Il se lança vers le tunnel par lequel il était arrivé, mais la voix de Rowena le cloua sur place.
- “Non.” Cria-t-elle d’une voix tranchante comme un éclat de verre.
- “Quoi?” hurla Godric en se retournant lentement.
- “J’ai dit, non” et elle s’avança, son visage pâle et son regard d’une grande intensité. “Vous avez l’air d’être un guerrier, Godric, pensez donc comme un guerrier. Il sait certainement que vous l’avez vu et que vous le poursuivez.
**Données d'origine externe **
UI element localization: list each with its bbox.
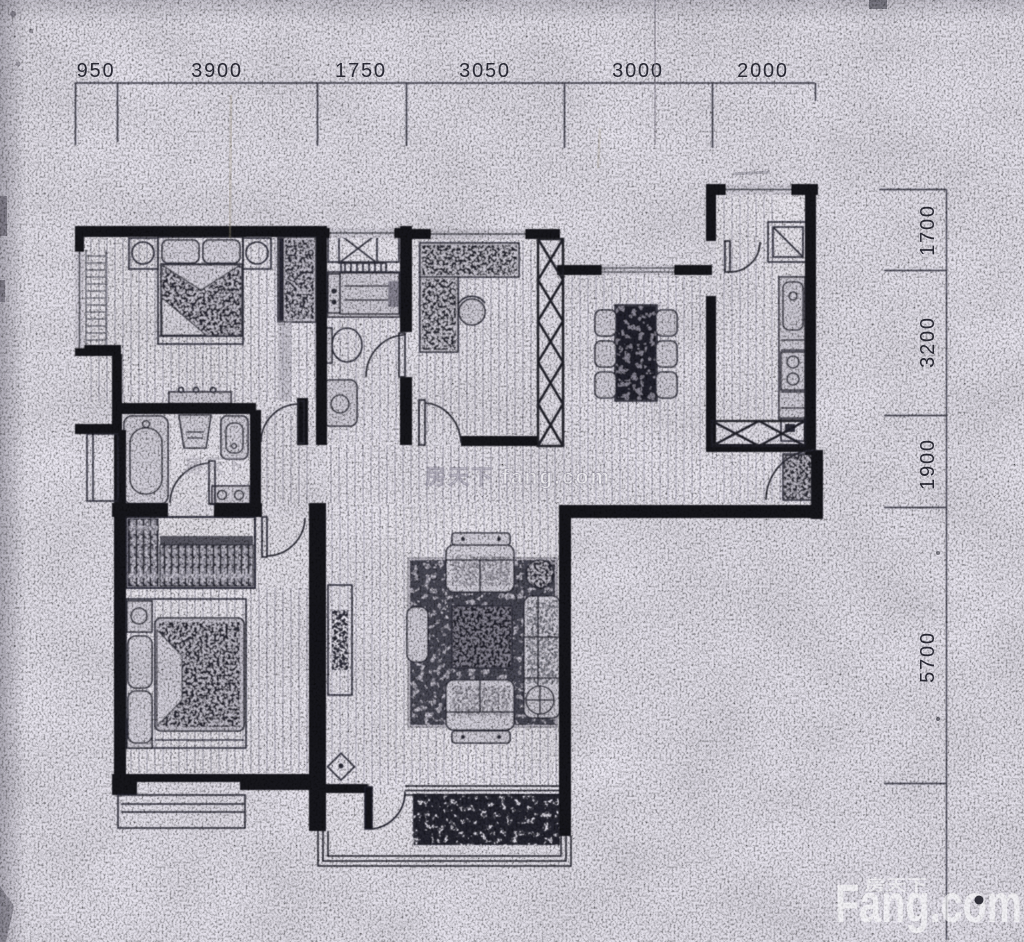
svg-text:房天下 fang.com: 房天下 fang.com — [425, 465, 611, 489]
svg-text:房天下: 房天下 — [185, 455, 245, 476]
svg-text:Fang.com: Fang.com — [835, 874, 1022, 934]
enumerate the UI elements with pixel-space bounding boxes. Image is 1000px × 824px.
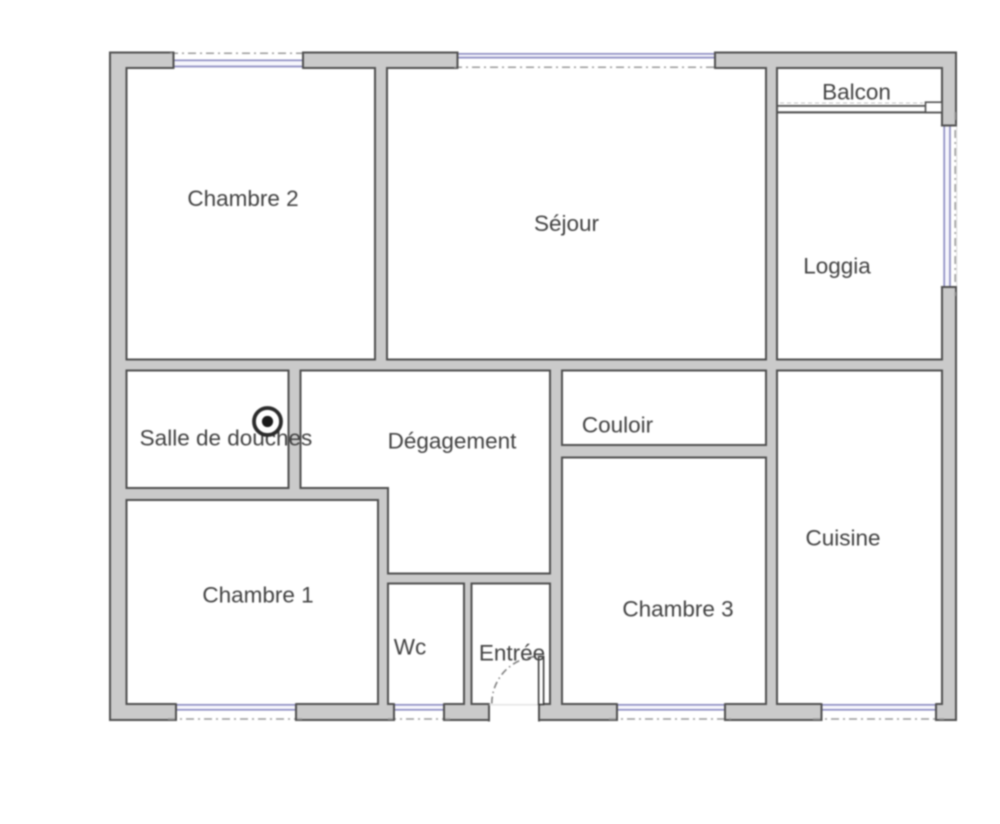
svg-text:Loggia: Loggia (803, 254, 871, 279)
svg-text:Chambre 3: Chambre 3 (622, 597, 733, 622)
svg-text:Entrée: Entrée (479, 641, 545, 666)
svg-text:Wc: Wc (394, 635, 427, 660)
svg-text:Salle de douches: Salle de douches (140, 426, 313, 451)
svg-text:Dégagement: Dégagement (388, 429, 518, 454)
svg-text:Séjour: Séjour (534, 211, 600, 236)
svg-text:Balcon: Balcon (822, 80, 891, 105)
svg-text:Chambre 2: Chambre 2 (187, 186, 298, 211)
svg-text:Chambre 1: Chambre 1 (202, 583, 313, 608)
svg-text:Cuisine: Cuisine (805, 526, 880, 551)
svg-text:Couloir: Couloir (582, 413, 654, 438)
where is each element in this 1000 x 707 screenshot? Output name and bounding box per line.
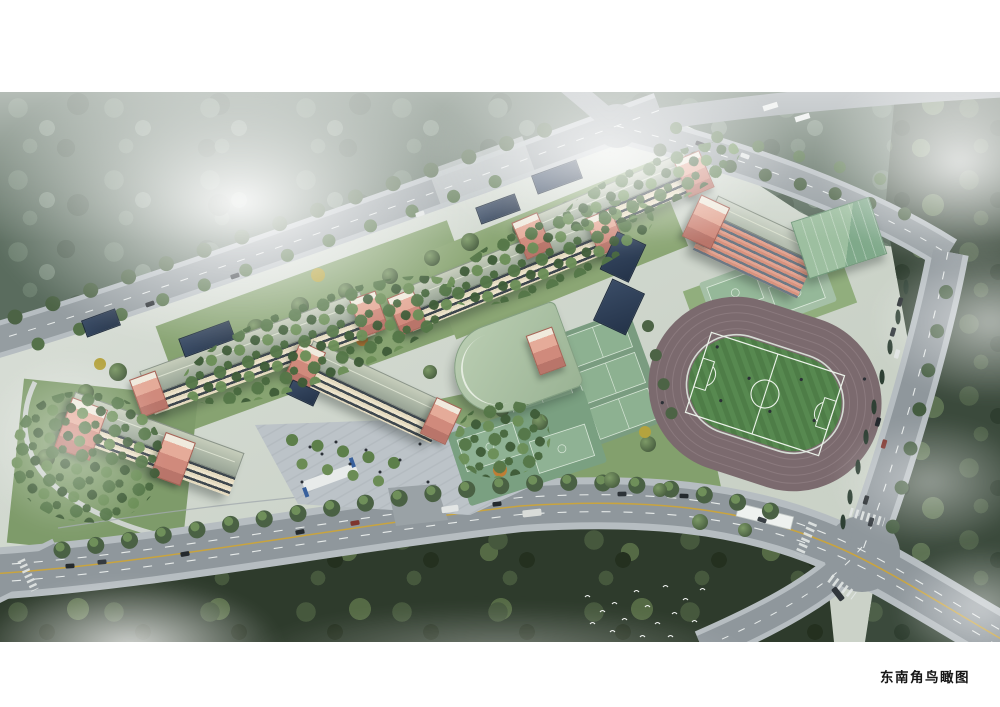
aerial-rendering <box>0 92 1000 642</box>
caption-southeast-birdseye: 东南角鸟瞰图 <box>880 666 970 686</box>
page: 东南角鸟瞰图 <box>0 0 1000 707</box>
birds-flock <box>585 586 705 638</box>
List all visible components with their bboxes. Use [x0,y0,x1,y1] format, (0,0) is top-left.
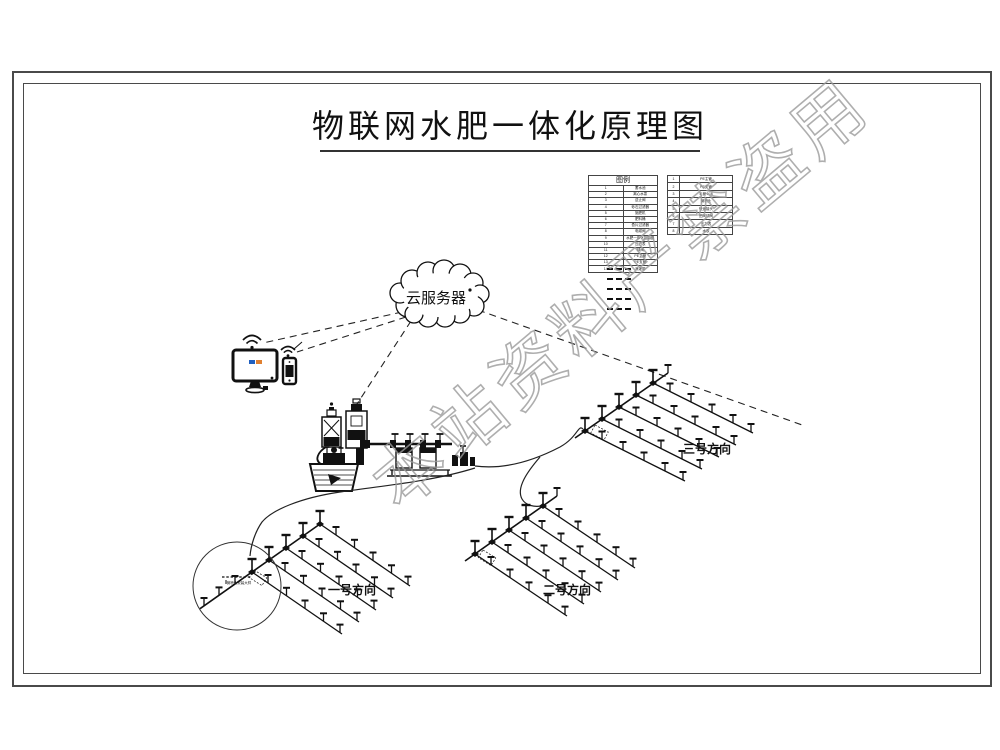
table-row: 1PE主管 [668,176,733,183]
linetype-swatch [607,278,631,280]
table-row: 7压力表 [668,220,733,227]
table-row: 5快速接头 [668,205,733,212]
spec-table: 1PE主管 2PE支管 3毛管Φ16 4微喷头 5快速接头 6田间球阀 7压力表… [667,175,733,235]
legend-header: 图例 [589,176,658,186]
title-underline [320,150,700,152]
drawing-inner-border [23,83,981,674]
table-row: 2PE支管 [668,183,733,190]
table-row: 4微喷头 [668,198,733,205]
linetype-swatch [607,308,631,310]
legend-table: 图例 1蓄水池 2离心水泵 3逆止阀 4砂石过滤器 5施肥机 6肥料桶 7叠片过… [588,175,658,273]
drawing-page: 物联网水肥一体化原理图 图例 1蓄水池 2离心水泵 3逆止阀 4砂石过滤器 5施… [0,0,1000,750]
table-row: 3毛管Φ16 [668,190,733,197]
linetype-swatch [607,268,631,270]
linetype-swatch [607,298,631,300]
table-row: 8水表 [668,227,733,234]
table-row: 6田间球阀 [668,212,733,219]
page-title: 物联网水肥一体化原理图 [260,101,760,147]
linetype-swatch [607,288,631,290]
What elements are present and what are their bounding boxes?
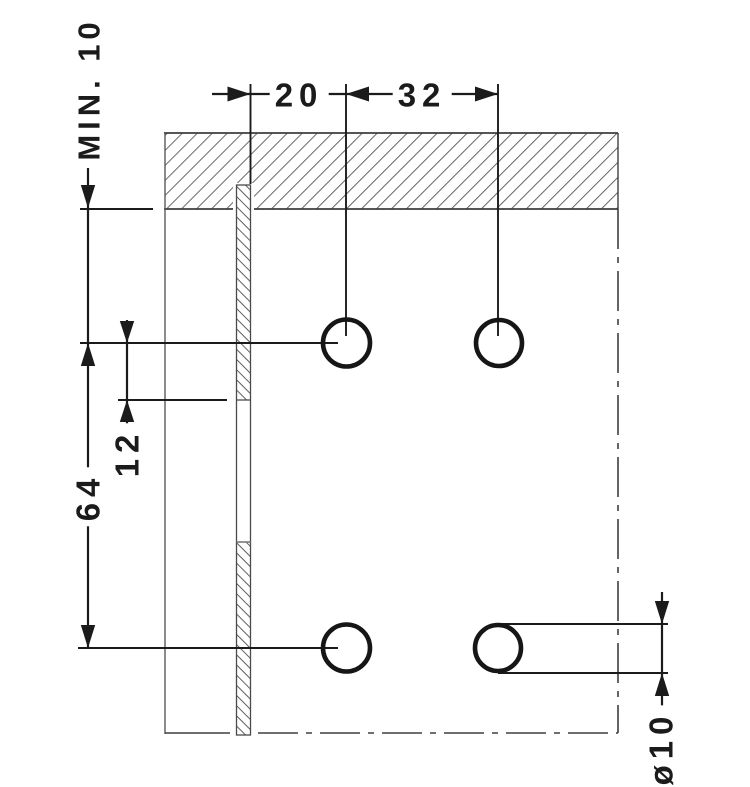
wall-hatch-fill bbox=[165, 133, 618, 209]
arrow-64-up bbox=[81, 343, 95, 366]
label-dim-32: 32 bbox=[393, 78, 452, 113]
arrow-12-up bbox=[120, 400, 134, 422]
arrow-64-down bbox=[81, 625, 95, 648]
strip-hatch-lower bbox=[237, 542, 251, 735]
label-dim-20: 20 bbox=[270, 78, 329, 113]
label-hole-diameter: ø10 bbox=[644, 706, 679, 787]
mounting-holes bbox=[323, 320, 522, 672]
strip-hatch-upper bbox=[237, 185, 251, 400]
label-dim-12: 12 bbox=[110, 424, 145, 483]
arrow-12-down bbox=[120, 321, 134, 343]
dimension-min-depth bbox=[80, 168, 153, 648]
bracket-strip bbox=[233, 183, 254, 736]
arrow-dia10-down bbox=[655, 601, 669, 624]
arrow-min10-down bbox=[81, 185, 95, 208]
arrow-dia10-up bbox=[655, 673, 669, 696]
dimension-vertical bbox=[78, 320, 338, 648]
wall-section bbox=[164, 133, 618, 209]
technical-drawing: MIN. 10 20 32 64 12 ø10 bbox=[0, 0, 750, 787]
label-min-depth: MIN. 10 bbox=[73, 12, 106, 165]
hole-top-right bbox=[476, 320, 522, 366]
drawing-canvas bbox=[0, 0, 750, 787]
arrow-20-right bbox=[228, 87, 251, 102]
dimension-horizontal bbox=[212, 84, 498, 336]
label-dim-64: 64 bbox=[71, 468, 106, 527]
arrow-32-left bbox=[346, 87, 369, 102]
panel-phantom-edges bbox=[165, 209, 618, 733]
hole-bottom-right bbox=[475, 625, 521, 671]
dimension-hole-diameter bbox=[498, 592, 669, 709]
arrow-32-right bbox=[475, 87, 498, 102]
C’est une embuscade.”
- “Et alors?” Godric écarta les bras. “Nous sommes cinq, nous pouvons l’écraser.”
- “Nous?” ricana Salazar. “Je ne vois aucun “nous”. Je vois un barbare qui tient une épée, et moi. Je suis ici pour autre chose, pas pour mourir dans une charge irréfléchie.”
- “C’est notre seule chance de récupérer les cartes!” insista Godric.
- “Faux” rétorqua Rowena. “C’est la meilleure façon de mourir. L’urgence n’est pas de se venger, c’est de protéger la Bibliothèque. Nous devons sceller cet endroit, analyser ce qui a été pris, et préparer notre défense. Votre impulsivité est un risque pour nous tous.”
- “Mon impulsivité?” Godric s’approcha d’elle, la dominant de toute sa taille. L’acier de son épée contrastait violemment avec la laine simple de sa robe. “Pendant que vous analysez et établissez nos défenses, cette… chose... va utiliser ces cartes pour égorger des villages entiers, comme il l’a déjà fait avec mien. La force et l’action sont notre seule chance, pas vos stratagèmes.”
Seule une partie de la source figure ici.